Irish police abandon Stephen Fry blasphemy investigation

Stephen Fry

Irish police have halted their blasphemy investigation focusing on Stephen Fry because they couldn’t find enough people who were offended by his comments.

The complaint was lodged by a member of the public after a 2015 television interview where Fry, an atheist, described what he’d say God if they met at the pearly gates.

Fry told interviewer Gay Byrne’s show The Meaning of Life that he’d question God about some of the injustices in the world.

“I’ll say: bone cancer in children, what’s that about?” he said.

“How dare you. How dare you create a world in which there is such misery that’s not our fault? It’s not right. It’s utterly, utterly evil.

“Why should I respect a capricious, mean-minded, stupid God who creates a world which is so full of injustice and pain?”

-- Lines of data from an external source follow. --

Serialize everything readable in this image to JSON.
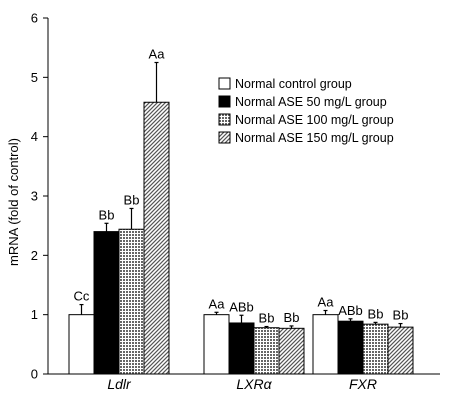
{
  "chart_data": {
    "type": "bar",
    "ylabel": "mRNA (fold of control)",
    "xlabel": "",
    "ylim": [
      0,
      6
    ],
    "yticks": [
      0,
      1,
      2,
      3,
      4,
      5,
      6
    ],
    "categories": [
      "Ldlr",
      "LXRα",
      "FXR"
    ],
    "category_style": "italic",
    "series": [
      {
        "name": "Normal control group",
        "pattern": "white",
        "values": [
          1.0,
          1.0,
          1.0
        ],
        "errors": [
          0.17,
          0.04,
          0.07
        ],
        "labels": [
          "Cc",
          "Aa",
          "Aa"
        ]
      },
      {
        "name": "Normal ASE 50 mg/L group",
        "pattern": "black",
        "values": [
          2.4,
          0.86,
          0.89
        ],
        "errors": [
          0.14,
          0.13,
          0.04
        ],
        "labels": [
          "Bb",
          "ABb",
          "ABb"
        ]
      },
      {
        "name": "Normal ASE 100 mg/L group",
        "pattern": "grid",
        "values": [
          2.44,
          0.78,
          0.84
        ],
        "errors": [
          0.35,
          0.02,
          0.03
        ],
        "labels": [
          "Bb",
          "Bb",
          "Bb"
        ]
      },
      {
        "name": "Normal ASE 150 mg/L group",
        "pattern": "diagonal",
        "values": [
          4.58,
          0.77,
          0.79
        ],
        "errors": [
          0.67,
          0.04,
          0.06
        ],
        "labels": [
          "Aa",
          "Bb",
          "Bb"
        ]
      }
    ],
    "legend_position": "top-right",
    "grid": false
  }
}
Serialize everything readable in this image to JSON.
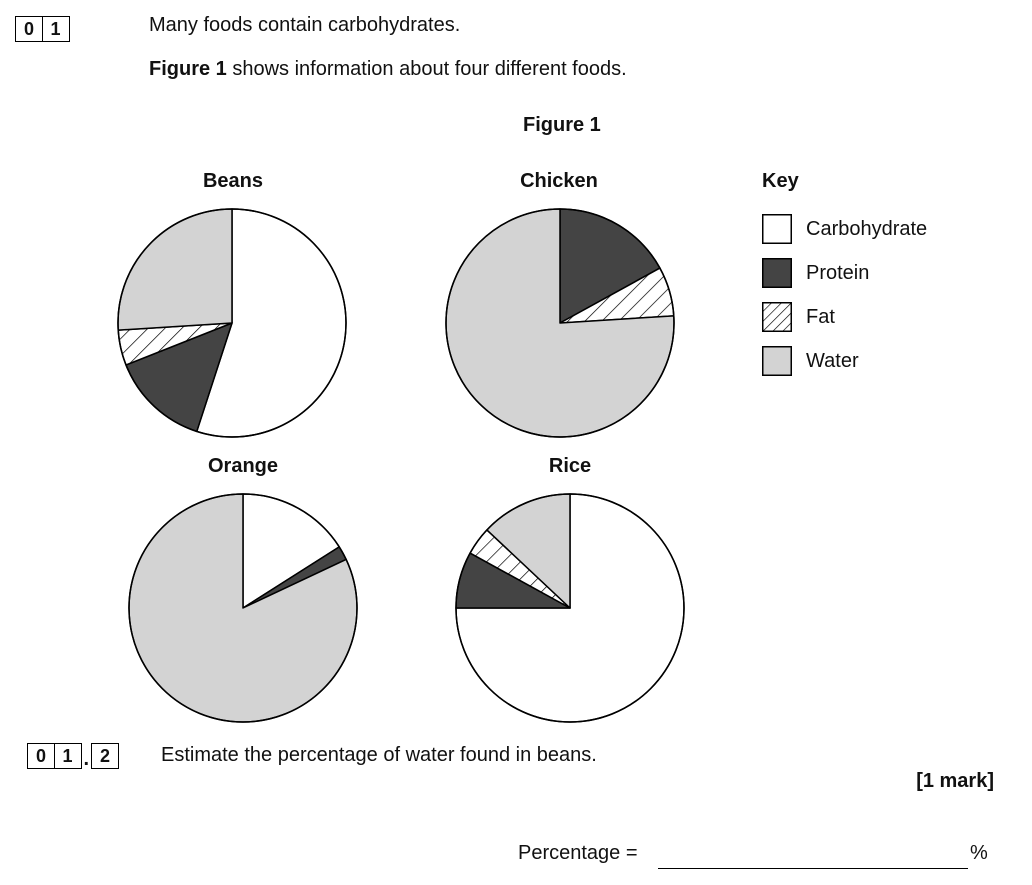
{
  "question": {
    "number_digits": [
      "0",
      "1"
    ],
    "intro": "Many foods contain carbohydrates.",
    "figure_ref_bold": "Figure 1",
    "figure_ref_rest": " shows information about four different foods."
  },
  "figure": {
    "title": "Figure 1"
  },
  "key": {
    "title": "Key",
    "items": [
      {
        "label": "Carbohydrate",
        "fill": "#ffffff"
      },
      {
        "label": "Protein",
        "fill": "#444444"
      },
      {
        "label": "Fat",
        "fill": "hatch"
      },
      {
        "label": "Water",
        "fill": "#d3d3d3"
      }
    ]
  },
  "chart_data": {
    "type": "pie",
    "title": "Figure 1",
    "categories": [
      "Carbohydrate",
      "Protein",
      "Fat",
      "Water"
    ],
    "colors": {
      "Carbohydrate": "#ffffff",
      "Protein": "#444444",
      "Fat": "hatch",
      "Water": "#d3d3d3"
    },
    "pies": [
      {
        "name": "Beans",
        "values": [
          55,
          14,
          5,
          26
        ]
      },
      {
        "name": "Chicken",
        "values": [
          0,
          17,
          7,
          76
        ]
      },
      {
        "name": "Orange",
        "values": [
          16,
          2,
          0,
          82
        ]
      },
      {
        "name": "Rice",
        "values": [
          75,
          8,
          4,
          13
        ]
      }
    ]
  },
  "subquestion": {
    "digits": [
      "0",
      "1"
    ],
    "sub_digit": "2",
    "text": "Estimate the percentage of water found in beans.",
    "marks": "[1 mark]",
    "answer_label": "Percentage =",
    "unit": "%"
  }
}
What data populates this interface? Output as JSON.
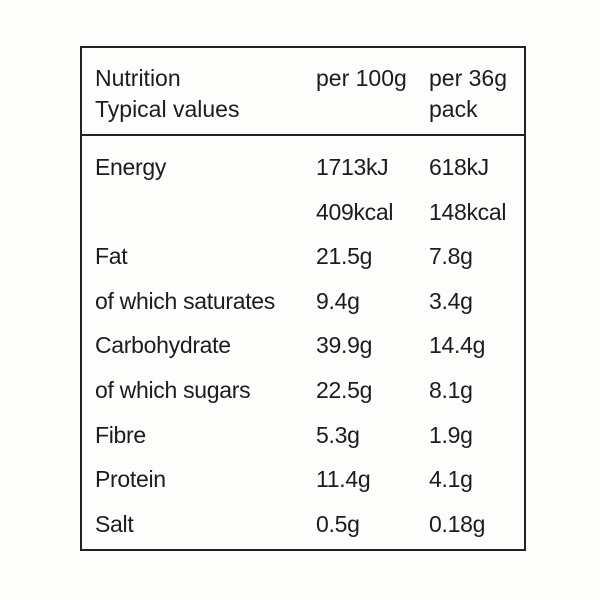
{
  "header": {
    "label_line1": "Nutrition",
    "label_line2": "Typical values",
    "per100": "per 100g",
    "perpack_line1": "per 36g",
    "perpack_line2": "pack"
  },
  "rows": [
    {
      "label": "Energy",
      "per100": "1713kJ",
      "perpack": "618kJ"
    },
    {
      "label": "",
      "per100": "409kcal",
      "perpack": "148kcal"
    },
    {
      "label": "Fat",
      "per100": "21.5g",
      "perpack": "7.8g"
    },
    {
      "label": "of which saturates",
      "per100": "9.4g",
      "perpack": "3.4g"
    },
    {
      "label": "Carbohydrate",
      "per100": "39.9g",
      "perpack": "14.4g"
    },
    {
      "label": "of which sugars",
      "per100": "22.5g",
      "perpack": "8.1g"
    },
    {
      "label": "Fibre",
      "per100": "5.3g",
      "perpack": "1.9g"
    },
    {
      "label": "Protein",
      "per100": "11.4g",
      "perpack": "4.1g"
    },
    {
      "label": "Salt",
      "per100": "0.5g",
      "perpack": "0.18g"
    }
  ]
}
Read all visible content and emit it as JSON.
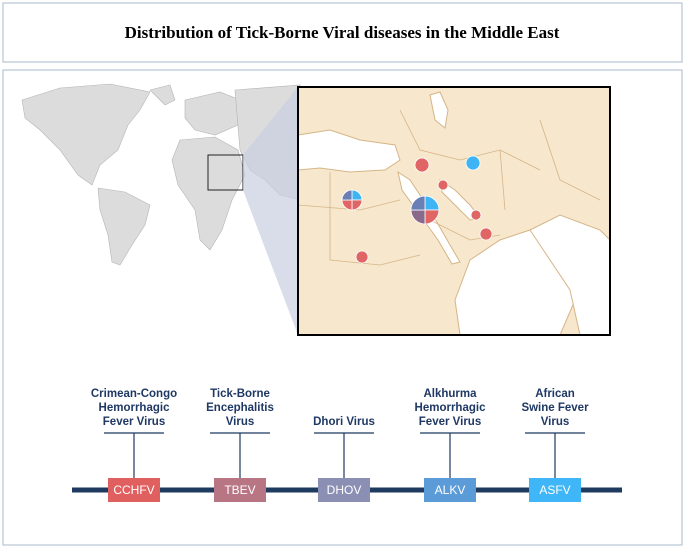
{
  "header": {
    "title": "Distribution of Tick-Borne Viral diseases in the Middle East"
  },
  "viruses": [
    {
      "name": [
        "Crimean-Congo",
        "Hemorrhagic",
        "Fever Virus"
      ],
      "abbreviation": "CCHFV"
    },
    {
      "name": [
        "Tick-Borne",
        "Encephalitis",
        "Virus"
      ],
      "abbreviation": "TBEV"
    },
    {
      "name": [
        "Dhori Virus"
      ],
      "abbreviation": "DHOV"
    },
    {
      "name": [
        "Alkhurma",
        "Hemorrhagic",
        "Fever Virus"
      ],
      "abbreviation": "ALKV"
    },
    {
      "name": [
        "African",
        "Swine Fever",
        "Virus"
      ],
      "abbreviation": "ASFV"
    }
  ]
}
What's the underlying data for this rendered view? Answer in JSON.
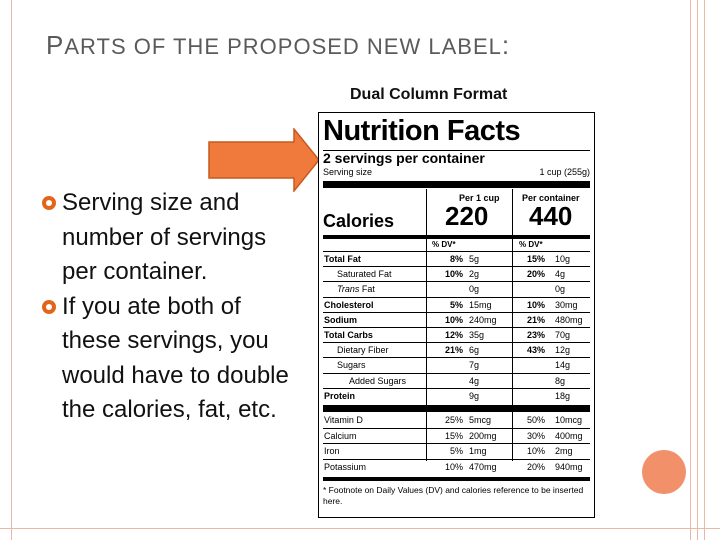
{
  "slide": {
    "title_first_letter": "P",
    "title_rest": "ARTS OF THE PROPOSED NEW LABEL",
    "title_colon": ":",
    "bullets": [
      "Serving size and number of servings per container.",
      "If you ate both of these servings, you would have to double the calories, fat, etc."
    ],
    "accent_color": "#e2651a",
    "arrow_color": "#f07a3c"
  },
  "label": {
    "format_title": "Dual Column Format",
    "title": "Nutrition Facts",
    "servings_per_container": "2 servings per container",
    "serving_size_label": "Serving size",
    "serving_size_value": "1 cup (255g)",
    "col_per_cup": "Per 1 cup",
    "col_per_container": "Per container",
    "calories_label": "Calories",
    "calories_per_cup": "220",
    "calories_per_container": "440",
    "dv_header": "% DV*",
    "nutrients": [
      {
        "name": "Total Fat",
        "dv1": "8%",
        "amt1": "5g",
        "dv2": "15%",
        "amt2": "10g"
      },
      {
        "name": "Saturated Fat",
        "dv1": "10%",
        "amt1": "2g",
        "dv2": "20%",
        "amt2": "4g"
      },
      {
        "name_italic": "Trans",
        "name_rest": " Fat",
        "dv1": "",
        "amt1": "0g",
        "dv2": "",
        "amt2": "0g"
      },
      {
        "name": "Cholesterol",
        "dv1": "5%",
        "amt1": "15mg",
        "dv2": "10%",
        "amt2": "30mg"
      },
      {
        "name": "Sodium",
        "dv1": "10%",
        "amt1": "240mg",
        "dv2": "21%",
        "amt2": "480mg"
      },
      {
        "name": "Total Carbs",
        "dv1": "12%",
        "amt1": "35g",
        "dv2": "23%",
        "amt2": "70g"
      },
      {
        "name": "Dietary Fiber",
        "dv1": "21%",
        "amt1": "6g",
        "dv2": "43%",
        "amt2": "12g"
      },
      {
        "name": "Sugars",
        "dv1": "",
        "amt1": "7g",
        "dv2": "",
        "amt2": "14g"
      },
      {
        "name": "Added Sugars",
        "dv1": "",
        "amt1": "4g",
        "dv2": "",
        "amt2": "8g"
      },
      {
        "name": "Protein",
        "dv1": "",
        "amt1": "9g",
        "dv2": "",
        "amt2": "18g"
      }
    ],
    "vitamins": [
      {
        "name": "Vitamin D",
        "dv1": "25%",
        "amt1": "5mcg",
        "dv2": "50%",
        "amt2": "10mcg"
      },
      {
        "name": "Calcium",
        "dv1": "15%",
        "amt1": "200mg",
        "dv2": "30%",
        "amt2": "400mg"
      },
      {
        "name": "Iron",
        "dv1": "5%",
        "amt1": "1mg",
        "dv2": "10%",
        "amt2": "2mg"
      },
      {
        "name": "Potassium",
        "dv1": "10%",
        "amt1": "470mg",
        "dv2": "20%",
        "amt2": "940mg"
      }
    ],
    "footnote": "* Footnote on Daily Values (DV) and calories reference to be inserted here."
  }
}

The man who made the initial complaint to police has said that he was not personally offended by Fry’s comments, but felt it was his civic duty to report the crime.

Under Ireland’s Defamation Act 2009 a person who publishes or utters blasphemous material “shall be guilty of an offence”. People found guilty of the crime can be fined up to £25,000.

Ireland is the only country to introduce a blasphemy law this century.

Police have abandoned their investigation because they have been unable to find enough people who were offended.

Atheist Ireland,  a group who campaign against the law, says the case shows how dangerous and absurd the law is. They are calling for a referendum to be held to change the laws.